Sacrificial cell - the easiest BMS there is ????
Just want to bounce around an idea here.
It's based on these general "impressions" which I have gained from my 2 year peek into battery technology:
Impression A) People want more range than what the currently available batteries can provide.
Impression B) Batteries last much longer if they are being cycled in many shallow cycles, rather than frequent deep cycles.
Impression C) Batteries get damaged by heat caused by a variety of "mechanisms". The worst damage is probably done by heating up excessively from the inside out, particularly by exceeding maximal charge and/or discharge rates, and over-charging and over-discharging.
Impression D) You need high voltage batteries to keep cable sizes and resistive losses low in the overall system. More volts generally mean more "Ooomph" and more speed. Unfortunately, this also makes it very dangerous.
Impression E) To get more Ooomph you need many cells and that means a complex and expensive Battery Management System (BMS).
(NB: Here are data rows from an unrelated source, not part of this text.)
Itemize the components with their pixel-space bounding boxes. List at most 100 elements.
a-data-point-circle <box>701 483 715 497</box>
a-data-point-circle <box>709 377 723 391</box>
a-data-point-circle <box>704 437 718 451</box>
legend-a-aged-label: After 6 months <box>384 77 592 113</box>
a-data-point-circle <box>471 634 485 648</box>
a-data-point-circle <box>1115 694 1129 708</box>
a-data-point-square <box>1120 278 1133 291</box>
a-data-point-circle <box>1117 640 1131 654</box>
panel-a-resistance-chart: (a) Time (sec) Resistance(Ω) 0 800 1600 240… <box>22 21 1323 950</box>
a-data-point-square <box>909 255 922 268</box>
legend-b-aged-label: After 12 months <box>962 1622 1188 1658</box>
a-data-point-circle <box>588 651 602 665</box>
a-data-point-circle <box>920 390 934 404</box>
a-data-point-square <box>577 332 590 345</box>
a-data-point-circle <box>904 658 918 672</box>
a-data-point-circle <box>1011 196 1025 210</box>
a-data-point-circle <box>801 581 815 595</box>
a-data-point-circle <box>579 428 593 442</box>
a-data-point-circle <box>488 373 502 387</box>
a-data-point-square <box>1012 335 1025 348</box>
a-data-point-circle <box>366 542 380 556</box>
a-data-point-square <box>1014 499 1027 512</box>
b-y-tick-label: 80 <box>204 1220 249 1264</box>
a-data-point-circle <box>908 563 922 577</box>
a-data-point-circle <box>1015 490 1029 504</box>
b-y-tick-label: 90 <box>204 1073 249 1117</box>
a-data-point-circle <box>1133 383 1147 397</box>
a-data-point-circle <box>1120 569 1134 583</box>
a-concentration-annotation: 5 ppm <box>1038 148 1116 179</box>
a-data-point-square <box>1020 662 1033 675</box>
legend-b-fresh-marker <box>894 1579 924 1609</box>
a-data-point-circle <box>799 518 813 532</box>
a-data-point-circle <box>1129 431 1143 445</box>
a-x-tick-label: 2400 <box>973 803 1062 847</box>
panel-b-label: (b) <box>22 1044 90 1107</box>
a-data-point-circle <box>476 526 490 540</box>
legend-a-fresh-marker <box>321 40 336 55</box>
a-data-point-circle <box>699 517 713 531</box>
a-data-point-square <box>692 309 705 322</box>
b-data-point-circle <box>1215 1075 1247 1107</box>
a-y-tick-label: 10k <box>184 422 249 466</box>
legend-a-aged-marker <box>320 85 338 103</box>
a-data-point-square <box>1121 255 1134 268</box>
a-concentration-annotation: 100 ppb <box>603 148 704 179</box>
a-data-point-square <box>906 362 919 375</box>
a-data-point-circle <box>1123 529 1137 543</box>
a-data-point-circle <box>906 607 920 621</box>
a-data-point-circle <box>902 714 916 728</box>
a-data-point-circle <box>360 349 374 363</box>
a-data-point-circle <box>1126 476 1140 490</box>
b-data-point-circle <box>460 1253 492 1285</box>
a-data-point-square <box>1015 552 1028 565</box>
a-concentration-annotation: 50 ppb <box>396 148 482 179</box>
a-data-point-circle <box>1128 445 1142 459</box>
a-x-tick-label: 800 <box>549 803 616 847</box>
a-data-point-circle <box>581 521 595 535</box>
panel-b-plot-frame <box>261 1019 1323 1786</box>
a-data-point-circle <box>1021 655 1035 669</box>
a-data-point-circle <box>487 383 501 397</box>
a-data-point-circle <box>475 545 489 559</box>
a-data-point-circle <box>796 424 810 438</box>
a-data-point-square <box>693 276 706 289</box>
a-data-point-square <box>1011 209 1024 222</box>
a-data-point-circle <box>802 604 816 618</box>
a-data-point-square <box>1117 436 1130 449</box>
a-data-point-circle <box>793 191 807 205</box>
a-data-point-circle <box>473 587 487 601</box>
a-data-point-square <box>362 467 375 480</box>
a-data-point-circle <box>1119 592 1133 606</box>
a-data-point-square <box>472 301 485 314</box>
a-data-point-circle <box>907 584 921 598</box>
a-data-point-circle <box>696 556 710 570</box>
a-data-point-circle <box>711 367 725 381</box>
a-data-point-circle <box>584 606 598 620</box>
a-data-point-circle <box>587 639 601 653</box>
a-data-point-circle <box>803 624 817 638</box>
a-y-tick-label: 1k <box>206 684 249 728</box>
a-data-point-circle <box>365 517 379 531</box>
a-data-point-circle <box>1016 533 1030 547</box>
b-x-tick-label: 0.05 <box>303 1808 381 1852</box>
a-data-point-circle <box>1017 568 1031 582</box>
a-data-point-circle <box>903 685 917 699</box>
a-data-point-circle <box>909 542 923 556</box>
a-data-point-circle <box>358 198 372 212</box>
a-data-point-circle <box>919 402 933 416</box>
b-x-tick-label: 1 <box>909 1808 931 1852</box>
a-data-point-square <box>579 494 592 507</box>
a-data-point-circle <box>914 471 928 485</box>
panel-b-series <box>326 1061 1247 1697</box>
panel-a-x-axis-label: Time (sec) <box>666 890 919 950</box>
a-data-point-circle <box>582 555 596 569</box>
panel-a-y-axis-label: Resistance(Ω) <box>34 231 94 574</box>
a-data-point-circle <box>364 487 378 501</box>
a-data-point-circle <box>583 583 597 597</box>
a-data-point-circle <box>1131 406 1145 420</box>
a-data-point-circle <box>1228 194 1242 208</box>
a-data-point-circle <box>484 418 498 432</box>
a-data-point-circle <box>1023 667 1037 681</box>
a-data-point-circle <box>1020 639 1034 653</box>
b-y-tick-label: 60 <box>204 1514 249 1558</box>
Impression F) Batteries generally like it to be used to no more of 50% of their capacity, for both peak current draw and total Ah drain.
Impression E) There is always one cell that bites the dust first - depending on circumstances, it may then take the others down with it...
Now to the conclusions from these impressions:
1) Combining A) + B) +F) ===> In order to get good battery-lifetime range, the available trip range needs to be reduced even further - by about 50% ! Not a popular idea, I'm quite certain...
2) Because it is always one cell that goes down first, you might as well make sure you know exactly which cell this will be. If you can be certain that this cell will be the one that gets over-charged or over-discharged before all others and that it suffers more heat damage than all other cells, then you only need to monitor this single cell! That's the idea. Quite simple.
The proposed solution (possibly hogwash!):
Place a sacrificial cell into the battery string, monitor only this cell. The operating conditions for all other cells should then always be within the parameters conducive to maximising the lifetime energy delivery of the battery.
Here is an example to illustrate the idea:
Imagine a 40s 40Ah battery.
Instead of monitoring every cell, place just one 25Ah cell into the series and monitor this cell constantly.
When it dies (and die it will!), replace it with another 25Ah cell, again and again and again, until the pack has deteriorated down to maybe 30Ah.
Once the pack capacity has deteriorated significantly, despite the very gentle treatment it is receiving, you could either get a new pack or use an even lower spec sacrificial cell to keep it going.
Needless to say, older cells of the same product line might be perfect sacrificial cells. Down-cycling at it's finest!
What say you?
It sounds like an idea, it's probably a way to preserve a good pack, but..
-wouldn't you have to limit the max amp/amph draw to what that 25ah cell can deliver? (loss of "ooomph"/range)
-wouldn't there be a possibility of reverse charging, just like with a dead cell?
-if another cell is dying due to any reason, you still wouldn't know I think.
that's why I was thinking.. isn't there a device that can do what a good BMS does (among other stuff): measure each cell, and report in any way?
basically a volt-meter with 40 probes (or whatever, i'd be happy to wire them to each cell) and a display or usb port for read-out.
we'd just have to check once in a while..
does anyone know about such a device?
battery surgery every 10,000km sounds like a pita.
I'm hoping my 40AHA Sky Energy cells have enough capacity to cover my normal commute at less than 80% DOD.
With 42 cells, the stock Vectrix controller should limit charge and discharge to acceptable levels, with the EVWorks BMS as back up.
At 60km per charge and the manufacturers claim of > 2000 cycles, I'm looking at 120,000 km. but I think that cycle life refers to 0.3C "standard discharge"... 30,000km wil pay for the cost of the pack compared to my alternative transport. I guess we are alpha testers here :)
I think you are right in the points in your first post.
Basically, current battery technology is not yet upto consumer demand/expectation.
For EV's to become mainstream, either they need to get better or ICE cars become less viable.
Sacrificial cell BMS might be the way to go for backyard tinkerers, but an EV consumer won't tolerate less range,less performance and higher maintenance costs for the sake of battery longevity.
if the sacraficial cell is to be used to limit discharge in Ah (and possibly peak in A), there is another way to do it.
for the vectrix, changing the measured capacity to say 20Ah would achieve the same thing, although you wouldn't have to tear into the pack every 10'000km.